His greatest achievement to date in the SEC is beating a six-loss Texas team, 31-7, in the Texas Bowl; something Bielema called “borderline erotic” at SEC media days two weeks ago.
No. 3 Donovan's Big Three vs. No. 6 Miami Flag Truthers
Billy Donovan’s triumvirate of Joakim Noah, Al Horford, and Corey Brewer — with an assist from a magically imbued Lee Humphries — all played a role in the destruction of one of the most talented basketball teams in Ohio State history.
This, of course, came on the heels of Urban Meyer’s scrubbing of one of the most talented teams in Ohio State history in the 2007 BCS title game.
(Author’s note: I can still taste the pint of Jack Daniels that worked me over that night.)
Ah, Miami Flag Truthers. In the 2003 Fiesta Bowl, No. 2 Ohio State trailed No. 1 Miami, 24-17. The Buckeyes had the ball in overtime on the 5-yard line. On 4th-and-3, Ohio State needed a first down or the game was over.
Craig Krenzel went to Chris Gamble in the end zone, which was ruled incomplete, and Miami went onto win its second title in two years.
Or so we thought, until a pass interference flag hit the turf a few seconds later. Regardless of the non-calls from which Miami benefitted in the lead up to the play, it was the right call.
This, of course, didn’t stop legions of Ohio State-haters from trying to put an asterisk next to OSU’s title after Miami’s four two-yard touchdown tries fell short in the second overtime that gave the Buckeyes the win.
It’s 2015, and somehow these people still exist, and much like the years have done little to temper their anger, they’ve done little to make this group of quacks sufferable.
No. 4 Bo Ryan vs. No. 5 The SEC
Wisconsin men's basketball coach Bo Ryan, who is set to retire to his castle in Transylvania after this upcoming season, makes basketball games as entertaining as lobotomies. His team hasn't changed in the 487 years he's been head coach in Madison, either.
After then-freshman Jared Sullinger was spit on during a 2011 game in Madison, Bo's fatherly advice — issued not in the heat of the moment, but days after the fact — was to "Deal with it."
Ryan has yet to win a national title, but will still be treated as a venerable statesman — and not like the cantankerous basketball blasphemer he is — during his retirement tour, which in he of course announced before the season.

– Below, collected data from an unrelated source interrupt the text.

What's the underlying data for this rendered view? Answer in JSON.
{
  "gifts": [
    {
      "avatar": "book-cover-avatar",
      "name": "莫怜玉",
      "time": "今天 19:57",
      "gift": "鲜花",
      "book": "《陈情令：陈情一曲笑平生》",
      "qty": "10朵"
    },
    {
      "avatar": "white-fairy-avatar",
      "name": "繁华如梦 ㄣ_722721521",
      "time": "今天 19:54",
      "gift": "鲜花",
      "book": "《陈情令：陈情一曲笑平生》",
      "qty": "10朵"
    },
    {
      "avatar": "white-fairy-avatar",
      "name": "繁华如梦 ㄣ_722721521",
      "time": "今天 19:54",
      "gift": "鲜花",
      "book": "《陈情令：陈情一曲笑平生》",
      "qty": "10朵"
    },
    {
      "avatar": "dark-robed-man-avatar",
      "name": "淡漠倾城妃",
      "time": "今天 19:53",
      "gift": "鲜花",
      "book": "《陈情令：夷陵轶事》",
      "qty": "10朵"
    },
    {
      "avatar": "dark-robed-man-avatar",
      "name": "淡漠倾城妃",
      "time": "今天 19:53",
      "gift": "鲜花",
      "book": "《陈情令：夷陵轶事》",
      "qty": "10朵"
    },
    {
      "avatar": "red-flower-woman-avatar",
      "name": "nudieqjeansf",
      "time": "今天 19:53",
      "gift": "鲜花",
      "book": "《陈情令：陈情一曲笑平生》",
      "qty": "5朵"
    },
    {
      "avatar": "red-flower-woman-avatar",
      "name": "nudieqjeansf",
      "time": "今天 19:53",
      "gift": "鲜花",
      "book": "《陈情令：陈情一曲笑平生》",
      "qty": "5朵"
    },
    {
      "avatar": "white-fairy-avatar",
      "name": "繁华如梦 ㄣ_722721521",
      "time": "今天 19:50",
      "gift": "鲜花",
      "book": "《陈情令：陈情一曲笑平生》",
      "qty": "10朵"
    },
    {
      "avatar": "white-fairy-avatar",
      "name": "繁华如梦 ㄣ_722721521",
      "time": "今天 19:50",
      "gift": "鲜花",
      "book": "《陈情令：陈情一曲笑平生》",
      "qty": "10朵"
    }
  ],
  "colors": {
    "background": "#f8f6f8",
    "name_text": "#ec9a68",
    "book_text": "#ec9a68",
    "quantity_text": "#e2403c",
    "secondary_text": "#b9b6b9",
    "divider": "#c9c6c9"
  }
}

Make no mistake, the SEC had its time, winning seven-straight crystal footballs.
To be fair the America’s current No. 2 conference, no conference has ever enjoyed an era of dominance like the SEC from January 2007 to January 2015.
College football is cyclical in nature, and conferences enjoy heydays from time to time. The SEC, however, acted as if they invented the sport in 2007.
Alabama (and Urban Meyer’s Florida) did most the heavy lifting, but did this stop Tennessee and South Carolina fans from thumping their chests in pride? Of course not.
Had Urban Meyer not put a stake through the heart of the Alabama beast, maybe the SEC would be ranked higher. However, there isn’t a single College Football Trophy to be found in the entire conference, so here they are.